她咧嘴一笑:“能不能把我吃掉。”
奇怪的女孩。
其余记忆景象模糊,大概是陪她玩了两天,就再也没出现过。
宋聿诚合上相册,起身。
关山玥问:“怎么,不看了?”
他走到书桌旁,打开抽屉摸出抱烟,想了想又放下:“您没什么事下午就早点回吧,傍晚我有聚会。”
在桌上顺了颗糖拆开。
关山玥收拾着相册,看着儿子悠哉悠哉塞了颗糖进嘴里,诧异道:“最近越活越回去了?都喜欢吃糖了。”
“总比抽烟健康。”宋聿诚说。
可乐味弥漫口腔,冲淡了一时而起的烦闷。
晚来急
夜幕低垂, 姜怡妃把车停在陈家别墅的地下停车场。
解开安全带,宋聿诚再次往后座看了眼,不由叹道:“这就是你今早问我借车的原因?”
大大小小的礼物盒占据宽敞的后座, 从高奢包到名牌首饰眼花缭乱, 后座连接着后备箱,隔着椅背能看到立着四五束鲜花。
这些是公司里的朋友和客户送的生日贺礼。
姜怡妃习以为常,人际交往中的一环罢了,以后得还回去:“怎么了,你过生日没人送礼物?”
宋聿诚解开安全带, 低头故作叹气:“我只是担心我送的礼物姜总看不上。”
他打开副驾驶前的抽屉,拿出一只长型紫檀木盒, 递给她:“赏赏眼?”
姜怡妃接过木盒, 翻转瞧了瞧, 不像新物件。正面镶嵌着精美的贝壳花鸟, 构造线条挺拔,边饰布局紧凑,工艺毫无凌乱之感。

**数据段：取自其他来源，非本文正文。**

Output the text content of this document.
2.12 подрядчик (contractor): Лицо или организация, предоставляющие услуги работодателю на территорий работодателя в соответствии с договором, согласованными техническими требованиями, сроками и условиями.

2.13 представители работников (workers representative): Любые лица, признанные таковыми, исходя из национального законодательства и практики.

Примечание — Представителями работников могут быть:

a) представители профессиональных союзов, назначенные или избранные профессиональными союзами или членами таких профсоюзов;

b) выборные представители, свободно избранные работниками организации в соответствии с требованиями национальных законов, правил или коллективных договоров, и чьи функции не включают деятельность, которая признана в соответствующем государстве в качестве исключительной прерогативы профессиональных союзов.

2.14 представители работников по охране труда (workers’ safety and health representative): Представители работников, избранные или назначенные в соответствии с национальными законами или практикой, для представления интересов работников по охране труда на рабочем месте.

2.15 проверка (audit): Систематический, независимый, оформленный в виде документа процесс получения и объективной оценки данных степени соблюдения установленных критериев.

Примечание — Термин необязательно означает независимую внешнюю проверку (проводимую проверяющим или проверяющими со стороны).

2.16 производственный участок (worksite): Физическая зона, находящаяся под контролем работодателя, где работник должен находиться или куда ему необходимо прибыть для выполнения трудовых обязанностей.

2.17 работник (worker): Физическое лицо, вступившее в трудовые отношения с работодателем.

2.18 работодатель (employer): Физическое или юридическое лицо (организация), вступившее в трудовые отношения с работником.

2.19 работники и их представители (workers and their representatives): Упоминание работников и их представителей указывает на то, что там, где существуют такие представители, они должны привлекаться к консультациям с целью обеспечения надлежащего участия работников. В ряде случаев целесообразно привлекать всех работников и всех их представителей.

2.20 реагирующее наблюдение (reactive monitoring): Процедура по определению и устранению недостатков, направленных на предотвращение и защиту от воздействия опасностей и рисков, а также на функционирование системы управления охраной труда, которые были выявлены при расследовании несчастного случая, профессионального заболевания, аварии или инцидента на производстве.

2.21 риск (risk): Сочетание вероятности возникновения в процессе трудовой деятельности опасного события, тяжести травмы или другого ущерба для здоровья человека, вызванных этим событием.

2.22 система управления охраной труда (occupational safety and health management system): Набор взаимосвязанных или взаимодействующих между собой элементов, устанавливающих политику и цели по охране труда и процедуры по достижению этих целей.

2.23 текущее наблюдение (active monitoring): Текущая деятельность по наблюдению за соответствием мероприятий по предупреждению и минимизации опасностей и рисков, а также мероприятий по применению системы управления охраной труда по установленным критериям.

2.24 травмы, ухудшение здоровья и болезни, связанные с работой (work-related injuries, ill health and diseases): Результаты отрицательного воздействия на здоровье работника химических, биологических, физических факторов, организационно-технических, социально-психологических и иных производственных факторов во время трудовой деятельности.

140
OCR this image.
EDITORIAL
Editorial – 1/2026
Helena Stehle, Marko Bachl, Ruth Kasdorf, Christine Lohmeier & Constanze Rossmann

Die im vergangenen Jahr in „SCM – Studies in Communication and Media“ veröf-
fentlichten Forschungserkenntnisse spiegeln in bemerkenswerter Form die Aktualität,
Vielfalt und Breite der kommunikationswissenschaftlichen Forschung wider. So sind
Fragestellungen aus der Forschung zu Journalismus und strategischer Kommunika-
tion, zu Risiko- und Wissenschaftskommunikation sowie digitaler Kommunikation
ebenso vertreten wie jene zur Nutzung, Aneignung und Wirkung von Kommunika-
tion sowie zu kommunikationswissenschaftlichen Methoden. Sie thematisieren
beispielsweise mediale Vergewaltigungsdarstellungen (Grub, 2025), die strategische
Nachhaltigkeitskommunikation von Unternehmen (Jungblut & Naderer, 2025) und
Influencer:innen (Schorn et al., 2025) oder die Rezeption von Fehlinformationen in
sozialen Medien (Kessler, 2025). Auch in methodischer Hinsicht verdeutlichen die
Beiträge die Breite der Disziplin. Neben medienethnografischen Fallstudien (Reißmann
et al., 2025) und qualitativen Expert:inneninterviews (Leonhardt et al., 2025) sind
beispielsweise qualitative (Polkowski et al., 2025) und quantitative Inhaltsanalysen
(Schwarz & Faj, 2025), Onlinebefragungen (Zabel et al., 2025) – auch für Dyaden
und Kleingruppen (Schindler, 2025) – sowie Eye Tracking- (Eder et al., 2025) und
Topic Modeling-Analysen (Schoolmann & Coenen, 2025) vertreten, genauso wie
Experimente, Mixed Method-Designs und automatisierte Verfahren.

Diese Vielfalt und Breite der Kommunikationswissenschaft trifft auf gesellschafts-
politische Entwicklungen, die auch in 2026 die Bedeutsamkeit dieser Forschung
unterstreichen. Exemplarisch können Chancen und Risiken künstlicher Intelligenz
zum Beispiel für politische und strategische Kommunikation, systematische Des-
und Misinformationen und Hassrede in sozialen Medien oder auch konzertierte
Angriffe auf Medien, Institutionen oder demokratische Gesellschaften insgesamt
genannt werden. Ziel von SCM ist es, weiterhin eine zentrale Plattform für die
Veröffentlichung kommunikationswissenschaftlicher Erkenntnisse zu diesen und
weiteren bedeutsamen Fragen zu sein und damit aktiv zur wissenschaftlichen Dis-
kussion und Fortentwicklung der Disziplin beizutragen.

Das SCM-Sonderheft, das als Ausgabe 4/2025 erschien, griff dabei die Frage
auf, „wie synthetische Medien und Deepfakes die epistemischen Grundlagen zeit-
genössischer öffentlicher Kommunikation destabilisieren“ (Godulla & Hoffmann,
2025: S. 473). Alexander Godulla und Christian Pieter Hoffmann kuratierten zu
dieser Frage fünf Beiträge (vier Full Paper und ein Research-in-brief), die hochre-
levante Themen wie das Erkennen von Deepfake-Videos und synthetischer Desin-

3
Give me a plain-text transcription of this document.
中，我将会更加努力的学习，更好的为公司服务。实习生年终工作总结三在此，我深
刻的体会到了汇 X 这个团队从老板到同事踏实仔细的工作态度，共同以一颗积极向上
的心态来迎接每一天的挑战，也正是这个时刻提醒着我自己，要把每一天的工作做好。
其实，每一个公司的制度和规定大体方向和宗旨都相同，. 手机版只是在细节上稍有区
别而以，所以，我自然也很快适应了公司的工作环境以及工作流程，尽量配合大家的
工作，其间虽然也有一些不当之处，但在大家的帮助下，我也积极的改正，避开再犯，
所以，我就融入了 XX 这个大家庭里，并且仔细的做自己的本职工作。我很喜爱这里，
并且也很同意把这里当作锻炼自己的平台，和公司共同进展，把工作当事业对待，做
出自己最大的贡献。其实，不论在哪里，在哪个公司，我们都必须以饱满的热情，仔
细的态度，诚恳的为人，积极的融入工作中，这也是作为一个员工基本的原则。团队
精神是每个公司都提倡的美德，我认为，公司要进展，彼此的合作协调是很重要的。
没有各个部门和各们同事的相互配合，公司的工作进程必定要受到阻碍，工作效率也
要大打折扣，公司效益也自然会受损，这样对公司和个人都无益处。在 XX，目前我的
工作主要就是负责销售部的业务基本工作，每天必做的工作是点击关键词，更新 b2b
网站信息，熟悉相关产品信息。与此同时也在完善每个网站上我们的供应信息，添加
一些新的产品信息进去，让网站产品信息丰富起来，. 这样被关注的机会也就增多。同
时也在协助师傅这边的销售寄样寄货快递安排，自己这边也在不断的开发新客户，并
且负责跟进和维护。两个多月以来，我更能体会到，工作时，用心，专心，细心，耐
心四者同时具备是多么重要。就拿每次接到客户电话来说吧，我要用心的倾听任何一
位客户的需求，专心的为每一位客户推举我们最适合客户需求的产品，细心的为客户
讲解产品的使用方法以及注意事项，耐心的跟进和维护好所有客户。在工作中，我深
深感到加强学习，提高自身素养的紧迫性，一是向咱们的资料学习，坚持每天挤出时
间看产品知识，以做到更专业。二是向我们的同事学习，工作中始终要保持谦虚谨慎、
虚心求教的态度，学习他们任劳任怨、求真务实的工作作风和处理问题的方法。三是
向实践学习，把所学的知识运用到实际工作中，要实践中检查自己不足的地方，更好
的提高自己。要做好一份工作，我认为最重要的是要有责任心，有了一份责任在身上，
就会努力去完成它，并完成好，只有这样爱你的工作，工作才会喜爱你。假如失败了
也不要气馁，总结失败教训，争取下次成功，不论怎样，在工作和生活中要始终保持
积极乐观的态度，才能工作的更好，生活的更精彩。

她咂舌,斜眼:“宋老师, 我后面这些加起来, 也抵不过这个盒子的价吧。”
直接从车抽屉里取出来,难道早就准备好了?
“盒子不重要,你打开看看。”宋聿诚拿起中控格子里的保温杯,拧开抿了口。
姜怡妃按下有些年份的铜扣, 掀开。
是一只尾部装饰着白瓷花的木簪。
花瓣随着她的旋转反射着细腻的瓷光, 仿佛点亮了她的眼睛。
“你做的?”姜怡妃上手摸了摸, 灯光下,花瓣底部沉淀着渐变的蓝紫色。
“嗯, 所以不太值钱。”宋聿诚点了点头,“拿上次修复花瓶剩下的材料捏的。”
姜怡妃觉得自己遗传了父亲的不浪漫基因,她对过生日过节之类的并不感冒,她身后一车礼物盒,他们的目的是维持人际关系,走个过场,与喜不喜欢她这个人没有关系。曾经沈洵祗也会在各种节日送她昂贵的首饰,高兴归高兴,不至于感动,对于他来说只是刷卡眨个眼睛的功夫。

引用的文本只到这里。